GENEVA, Nov 29, 2006 (AFP) - International institutions need to "get serious" about cutting the cost of essential but expensive newer HIV/AIDS medicines otherwise treatment programmes in poor countries will court collapse, the charity Medecins Sans Frontieres said Wednesday.
"It's clear as day that at current prices, the cost of accessing newer drugs will bankrupt treatment programmes, but governments, industry, and multilateral agencies are doing far too little to address the issue," said Tido von Schoen-Angerer, head of the MSF (Doctors Without Borders) campaign for access to essential medicines.

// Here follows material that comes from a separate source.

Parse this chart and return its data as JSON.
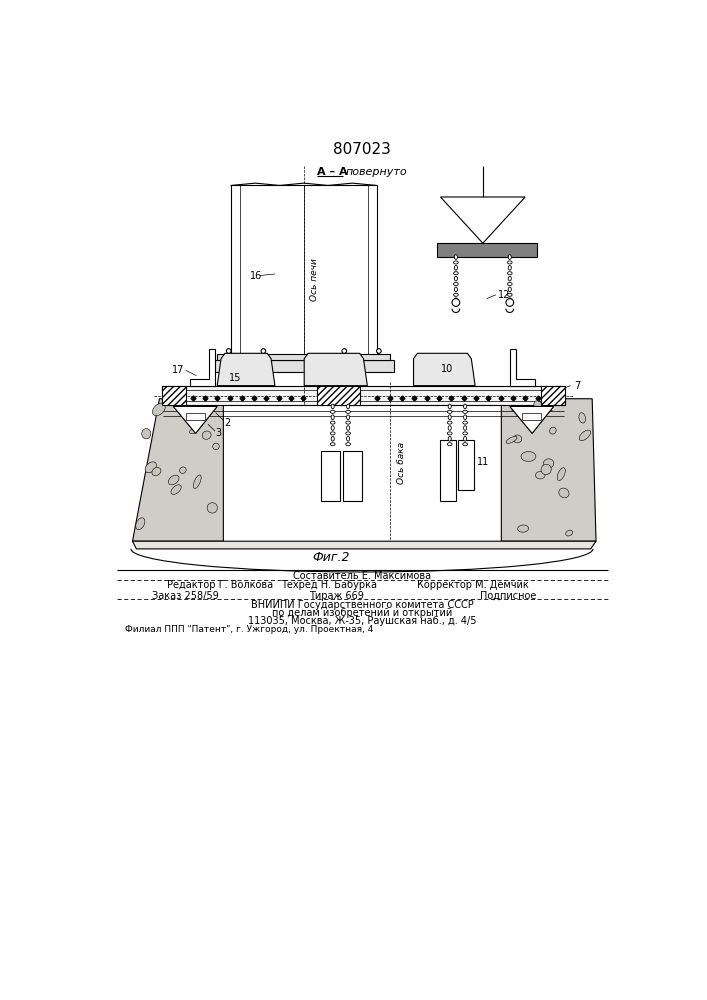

"Treatment programmes will fail unless a continual supply of generic versions of newer medicines is also guaranteed," he added in a statement ahead of World AIDS Day on Friday.
Generics are cheaper legal copies of medicines whose patent protection has either expired or been waived by the inventor or manufacturer.
In some instances, international agreements allow hard-hit poor countries to waive patent protection and force imports or production of generics from other suppliers for local use. However, few have used those measures.
MSF said World Health Organisation treatment guidelines released five months ago recommending the use of newer and more effective life-saving medicines in poor countries were largely useless without measures to help them get the drugs.
It said that life-prolonging anti-retrovirals were about six to 50 times more expensive than traditional treatments.
Newer anti-retrovirals however are also regarded as essential for patients who develop drug resistance and risk becoming sick again and dying.
MSF said data from its long-running treatment programme in South Africa shows that 17 percent of people who have been on treatment for five years have had to switch to second-line therapy.
In Malawi, where MSF has 11,000 people on AIDS treatment, about 1,600 people will need to switch to newer drug combinations in three years, which will take up to 70 percent of the entire treatment budget, the medical charity said.
The charity insisted that wider availability of generics since 2000 helped bring down prices of traditional AIDS drugs by 99 percent, from 10,000 dollars to roughly 130 dollars per patient per year.